Dans l’entretien accordé à Mongabay, Ayman Cherkaoui, juriste international en droit du changement climatique et Directeur exécutif du Pacte mondial des Nations unies au Maroc revient sur l’impératif de trouver une réponse adéquate aux changements climatiques en soutenant les initiatives de lutte contre la dégradation des terres et la biodiversité.
Mongabay : La seizième session de la Conférence des Parties (COP16) de la Convention des Nations Unies sur la lutte contre la désertification (CNULCD) se tiendra à Riyad, en Arabie saoudite, du 2 au 13 décembre 2024 sous le thème « Notre terre.

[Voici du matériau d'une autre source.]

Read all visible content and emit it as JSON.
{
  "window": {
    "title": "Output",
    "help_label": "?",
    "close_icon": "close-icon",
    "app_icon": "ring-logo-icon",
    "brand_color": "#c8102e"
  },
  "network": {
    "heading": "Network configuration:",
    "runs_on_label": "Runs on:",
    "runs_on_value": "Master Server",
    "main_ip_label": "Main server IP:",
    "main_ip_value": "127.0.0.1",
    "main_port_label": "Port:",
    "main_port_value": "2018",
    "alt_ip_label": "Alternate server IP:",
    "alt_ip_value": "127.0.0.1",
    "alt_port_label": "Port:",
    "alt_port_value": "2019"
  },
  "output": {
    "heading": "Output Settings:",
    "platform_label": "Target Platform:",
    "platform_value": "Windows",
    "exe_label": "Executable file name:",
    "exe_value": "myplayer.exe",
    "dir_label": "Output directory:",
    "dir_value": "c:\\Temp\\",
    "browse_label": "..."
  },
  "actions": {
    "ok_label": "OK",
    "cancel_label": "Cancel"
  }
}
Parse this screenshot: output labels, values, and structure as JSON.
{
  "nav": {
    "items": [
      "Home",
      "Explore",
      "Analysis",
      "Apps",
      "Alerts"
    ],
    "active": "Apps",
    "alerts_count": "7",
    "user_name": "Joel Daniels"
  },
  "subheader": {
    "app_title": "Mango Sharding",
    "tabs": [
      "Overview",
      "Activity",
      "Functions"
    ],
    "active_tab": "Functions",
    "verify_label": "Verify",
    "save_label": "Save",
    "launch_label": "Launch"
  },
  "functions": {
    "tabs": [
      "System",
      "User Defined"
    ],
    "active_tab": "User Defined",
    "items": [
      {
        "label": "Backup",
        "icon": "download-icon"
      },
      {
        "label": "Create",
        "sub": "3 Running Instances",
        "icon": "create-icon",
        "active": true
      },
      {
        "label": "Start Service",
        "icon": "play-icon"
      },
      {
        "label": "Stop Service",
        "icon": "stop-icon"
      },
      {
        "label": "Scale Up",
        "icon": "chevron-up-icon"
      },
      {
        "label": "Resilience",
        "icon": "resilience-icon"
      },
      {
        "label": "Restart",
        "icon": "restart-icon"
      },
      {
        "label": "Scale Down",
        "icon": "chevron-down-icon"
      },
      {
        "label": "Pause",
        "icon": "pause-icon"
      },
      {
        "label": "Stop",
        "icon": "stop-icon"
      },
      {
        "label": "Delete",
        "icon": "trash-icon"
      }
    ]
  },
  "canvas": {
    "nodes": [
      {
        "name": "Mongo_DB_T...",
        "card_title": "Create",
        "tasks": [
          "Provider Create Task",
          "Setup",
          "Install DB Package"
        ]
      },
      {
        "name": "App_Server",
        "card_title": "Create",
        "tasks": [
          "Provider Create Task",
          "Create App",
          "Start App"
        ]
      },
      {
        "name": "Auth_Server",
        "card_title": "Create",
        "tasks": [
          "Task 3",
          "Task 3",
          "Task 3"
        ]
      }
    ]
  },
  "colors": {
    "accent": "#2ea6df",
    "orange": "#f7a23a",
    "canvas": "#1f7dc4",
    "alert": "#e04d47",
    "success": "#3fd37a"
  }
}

Notre avenir ». Selon vous quels sont les enjeux de ce sommet pour l’Afrique?
Ayman Cherkaoui : L’enjeu, c’est la mise en œuvre des mécanismes qui exigent que l’action passe à un degré que nous n’avions jamais connu jusqu’à présent. Il y a un changement qui s’est opéré lors de la dernière COP 15 à Abidjan en Côte d’Ivoire, et il est grand temps de mobiliser la société civile africaine de manière générale pour passer à une vitesse supérieure dans la mise en exécution. Nous avons obtenu lors de la COP15 le cadre sur la biodiversité Kunming-Montréal, qui est un cadre stratégique fondamental. Ce cadre définit un cap clair pour la période 2020-2030, pour mettre fin à la perte de la biodiversité et la restaurer en fixant des objectifs précis.
Mongabay : Dans cette lutte pour relever les défis liés aux changements climatiques, la société civile africaine est justement appelée à engager une réflexion profonde sur les moyens à mettre en œuvre pour développer des solutions appropriées. Quelle est votre analyse de cette approche ?
Ayman Cherkaoui : Il y a un sentiment d’urgence qui est ressenti par les populations vulnérables notamment en Afrique. Beaucoup d’entre elles sont avec nous. Leurs représentants ici comparent le degré d’attention qui est portée à leur sujet. Il y a une frustration. Il y a en quelque sorte, de grandes espérances que la COP16 soit une COP qui change la donne pour que ça bénéficie en priorité aux populations les plus vulnérables, notamment en Afrique. Il y a une grande variété de peuples autochtones dans les régions sahéliennes, au nord de l’Afrique, au sud, partout en Afrique, qui ont pendant des siècles su préserver leur environnement et vivre d’une manière qui était, selon certains, plus respectueuse de l’environnement. Et notamment en Afrique, il y a beaucoup de pays qui ont pris le leadership plus qu’ailleurs dans le monde par rapport à la pollution plastique.
Mongabay : Mais selon vous qu’est ce qui coince pour une bonne exécution de l’approche ?
Ayman Cherkaoui : Je ne prétends pas avoir toutes les réponses. On peut aussi imaginer qu’il y a moins de liens directs avec certains intérêts économiques influents, qui du coup feraient qu’on bénéficie de moins d’intérêt. Et puis aussi peut-être que ça a été des problématiques de stratégie de communication. Donc je pense qu’on peut toujours apprendre et améliorer la manière de faire certaines choses.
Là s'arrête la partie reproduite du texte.